Qu’est-ce qui brûle réellement dans ces cimenteries? À proximité de certains sites, les riverains racontent que l’été il faut vivre les fenêtres fermées à cause de l’odeur, que les toits sont noirs et les eaux polluées. Romana Puiule?va plus loin: «Rien n’est trié. Des employés d’usines m’ont dit qu’ils avaient vu passer des restes de fœtus. Il n’y a aucune limite. Un déchet propre n’a aucun intérêt à faire des milliers de kilomètres pour être brûlé ici. C’est qu’il n’est plus qualitatif, sinon il serait recyclé.» Une analyse que corroborent les douanes roumaines dans le film. Les images d’inspection de chargements ne trompent pas: un fourre-tout sans nom et des douaniers se masquant le visage à cause des odeurs.

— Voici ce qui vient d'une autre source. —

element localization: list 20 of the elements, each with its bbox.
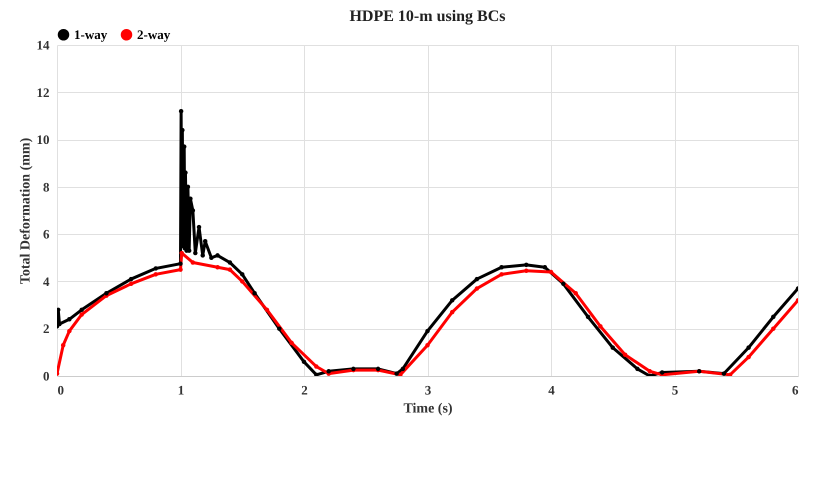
x-tick-label: 5 [672,382,679,398]
legend-label: 2-way [137,26,171,42]
legend-label: 1-way [74,26,108,42]
x-tick-label: 2 [301,382,308,398]
chart-title: HDPE 10-m using BCs [349,8,506,25]
y-tick-label: 14 [36,38,50,52]
y-tick-label: 6 [43,226,50,242]
y-tick-label: 12 [36,84,50,100]
x-tick-label: 0 [58,382,64,398]
x-axis-title: Time (s) [403,402,453,416]
x-tick-label: 4 [548,382,556,398]
y-tick-label: 4 [43,274,50,289]
y-tick-label: 8 [43,179,50,194]
x-tick-label: 3 [424,382,432,398]
x-tick-label: 6 [792,382,799,398]
y-axis-title: Total Deformation (mm) [18,137,34,284]
y-tick-label: 2 [43,321,50,336]
y-tick-label: 0 [43,368,50,384]
x-tick-label: 1 [178,382,184,398]
y-tick-label: 10 [36,132,50,148]
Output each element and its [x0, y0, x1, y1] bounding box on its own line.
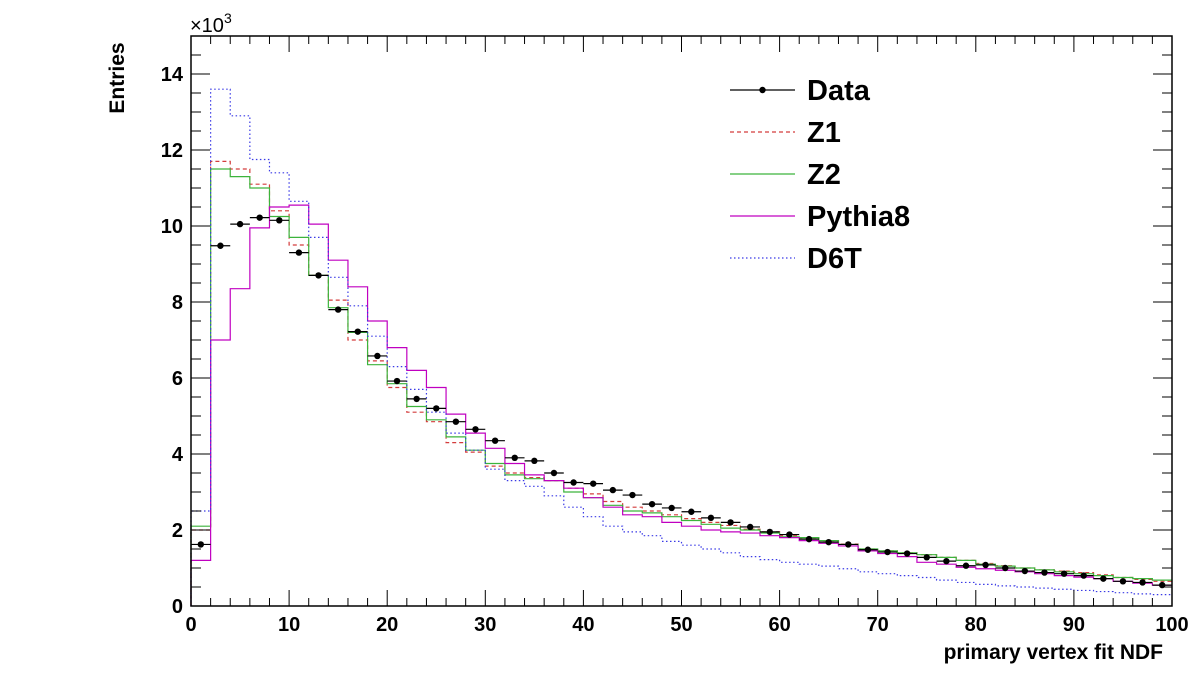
data-point [668, 504, 675, 512]
x-tick-label: 30 [474, 614, 496, 636]
x-tick-label: 10 [278, 614, 300, 636]
data-point [766, 528, 773, 536]
x-tick-label: 80 [965, 614, 987, 636]
data-point [923, 554, 930, 561]
y-tick-label: 14 [161, 64, 184, 86]
y-axis-multiplier: ×103 [190, 10, 232, 37]
data-point [727, 519, 734, 526]
data-point [550, 469, 558, 477]
data-point [393, 377, 401, 385]
series-d6t-line [190, 88, 1172, 606]
data-point [903, 550, 911, 557]
data-point [884, 548, 891, 556]
x-tick-label: 0 [185, 614, 196, 636]
data-point [688, 508, 695, 515]
data-point [374, 352, 381, 360]
y-tick-label: 4 [172, 444, 184, 466]
data-point [609, 486, 617, 494]
y-tick-label: 6 [172, 368, 183, 390]
data-point [511, 454, 518, 461]
data-point [452, 418, 460, 425]
data-point [433, 405, 440, 412]
histogram-series [190, 88, 1172, 606]
data-point [197, 541, 205, 548]
data-point [491, 437, 499, 444]
data-point [648, 500, 656, 508]
legend-label-data: Data [807, 75, 871, 107]
x-tick-label: 50 [670, 614, 692, 636]
x-tick-label: 40 [572, 614, 594, 636]
data-point [1119, 578, 1127, 585]
data-point [1100, 575, 1107, 582]
data-point [982, 561, 989, 569]
data-point [236, 220, 244, 228]
x-axis-ticks: 0 10 20 30 40 50 60 70 80 90 100 [185, 36, 1189, 636]
y-axis-ticks: 0 2 4 6 8 10 12 14 [161, 35, 1172, 618]
y-tick-label: 10 [161, 216, 183, 238]
data-point [256, 214, 263, 221]
data-point [472, 426, 479, 433]
data-point [1002, 564, 1009, 572]
y-tick-label: 0 [172, 596, 183, 618]
legend-label-z2: Z2 [807, 159, 841, 191]
data-point [962, 562, 970, 569]
y-tick-label: 8 [172, 292, 183, 314]
data-point [825, 538, 832, 546]
x-axis-title: primary vertex fit NDF [944, 641, 1164, 664]
y-axis-title: Entries [106, 42, 129, 113]
data-points [191, 214, 1172, 589]
x-tick-label: 70 [867, 614, 889, 636]
legend-label-d6t: D6T [807, 243, 862, 275]
data-point [746, 523, 754, 531]
x-tick-label: 20 [376, 614, 398, 636]
data-point [1021, 567, 1029, 575]
x-tick-label: 90 [1063, 614, 1085, 636]
data-point [354, 328, 361, 335]
legend-label-z1: Z1 [807, 117, 841, 149]
data-point [1080, 572, 1087, 579]
data-point [334, 306, 342, 313]
data-point [1060, 570, 1068, 577]
legend-label-pythia8: Pythia8 [807, 201, 910, 233]
data-point [590, 480, 597, 487]
data-point [1139, 579, 1146, 586]
series-z2-line [190, 168, 1172, 606]
data-point [864, 546, 872, 553]
data-point [413, 395, 420, 403]
x-tick-label: 100 [1155, 614, 1188, 636]
series-pythia8-line [190, 204, 1172, 606]
y-multiplier-exponent: 3 [224, 10, 232, 26]
data-point [707, 514, 715, 522]
y-tick-label: 2 [172, 520, 183, 542]
data-point [531, 457, 538, 465]
legend: Data Z1 Z2 Pythia8 D6T [730, 75, 910, 275]
data-point [845, 541, 852, 548]
y-tick-label: 12 [161, 140, 183, 162]
data-point [217, 242, 224, 249]
x-tick-label: 60 [768, 614, 790, 636]
data-point [1041, 569, 1048, 576]
data-point [276, 217, 283, 224]
data-point [629, 491, 636, 499]
data-point [570, 479, 577, 486]
data-point [805, 535, 813, 543]
data-point [315, 272, 322, 279]
data-point [295, 249, 303, 256]
series-z1-line [190, 160, 1172, 606]
data-point [943, 557, 950, 565]
data-point [786, 531, 793, 538]
y-multiplier-base: ×10 [190, 15, 224, 37]
legend-marker-data [759, 86, 766, 94]
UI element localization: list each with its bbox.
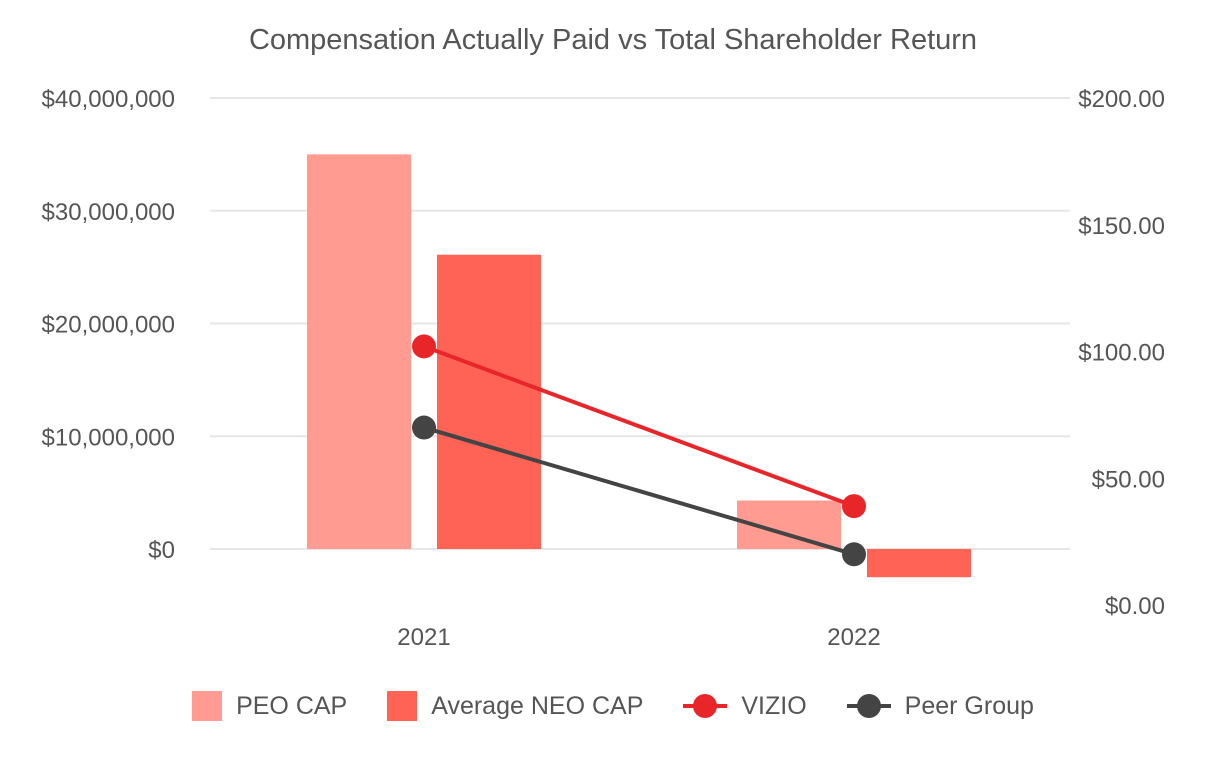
legend-item-peer-group[interactable]: Peer Group: [846, 691, 1034, 721]
peer-group-line-marker-icon: [846, 691, 891, 721]
right-tick-label: $50.00: [1092, 466, 1165, 493]
legend-label-peer-group: Peer Group: [904, 691, 1034, 720]
right-tick-label: $100.00: [1078, 340, 1165, 367]
point-peer-group-2021[interactable]: [412, 415, 436, 440]
x-tick-label: 2021: [397, 624, 450, 651]
chart-title: Compensation Actually Paid vs Total Shar…: [248, 24, 978, 56]
bar-peo-cap-2021[interactable]: [307, 154, 411, 549]
right-axis: $200.00 $150.00 $100.00 $50.00 $0.00: [1078, 86, 1165, 620]
average-neo-cap-swatch: [387, 691, 418, 721]
legend-label-vizio: VIZIO: [741, 691, 807, 720]
left-tick-label: $10,000,000: [42, 424, 175, 451]
left-tick-label: $20,000,000: [42, 312, 175, 339]
right-tick-label: $150.00: [1078, 213, 1165, 240]
right-tick-label: $0.00: [1105, 593, 1165, 620]
peo-cap-swatch: [192, 691, 223, 721]
vizio-line-marker-icon: [683, 691, 728, 721]
legend-item-average-neo-cap[interactable]: Average NEO CAP: [387, 691, 643, 721]
right-tick-label: $200.00: [1078, 86, 1165, 113]
legend-item-peo-cap[interactable]: PEO CAP: [192, 691, 347, 721]
legend-label-average-neo-cap: Average NEO CAP: [431, 691, 644, 720]
left-axis: $40,000,000 $30,000,000 $20,000,000 $10,000…: [42, 86, 175, 564]
line-peer-group: [423, 425, 855, 557]
bar-average-neo-cap-2021[interactable]: [437, 254, 541, 549]
x-axis: 2021 2022: [397, 624, 880, 651]
chart-plot: $40,000,000 $30,000,000 $20,000,000 $10,000…: [42, 86, 1165, 651]
point-vizio-2021[interactable]: [412, 334, 436, 359]
left-tick-label: $30,000,000: [42, 199, 175, 226]
legend: PEO CAP Average NEO CAP VIZIO Peer Group: [0, 684, 1226, 728]
point-peer-group-2022[interactable]: [842, 542, 866, 567]
line-series: [412, 334, 866, 567]
point-vizio-2022[interactable]: [842, 494, 866, 519]
line-vizio: [423, 344, 855, 509]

Les cimentiers se défendent en disant qu’à 2000 degrés tous les déchets seraient détruits et évaporés. Mais qu’en est-il de ceux contenant des métaux lourds ou des dioxines? D’autant que, selon l’enquête, les appareils utilisés par les sociétés contrôlant les cimentiers ne les mesurent pas. Visé par le document – au même titre que les deux autres poids lourds du marché roumain, HeidelbergCement et CRH Romania – le groupe franco-suisse Lafarge-Holcim parle d’informations incorrectes et déclare respecter les législations européennes et roumaines en vigueur concernant le traitement des déchets combustibles brûlés dans ses cimenteries roumaines. Il précise ne plus rien importer de l’étranger depuis 2013 mais ne traiter que ce qui est de provenance locale. Un argument qui ne tient pas pour Romana Puiule: «C’est juste: les cimentiers travaillent désormais avec des sociétés intermédiaires qui font venir les déchets.»

Danger pour la santé

Et la santé dans tout ça? «Bien sûr que l’on observe une augmentation des maladies respiratoires et des cancers, explique le chef du service pneumologie d’un hôpital près d’une usine. La santé publique dans ce pays n’est pas une priorité. Personne ne fera jamais d’étude d’impact près des sites afin de corréler ou non les événements entre eux, il est donc difficile d’y voir clair», conclut, fataliste, le médecin. Un constat guère surprenant dans un pays où pendant les décennies communistes les colosses industriels ont pollué sans relâche.

*Données du ministère des Finances roumain.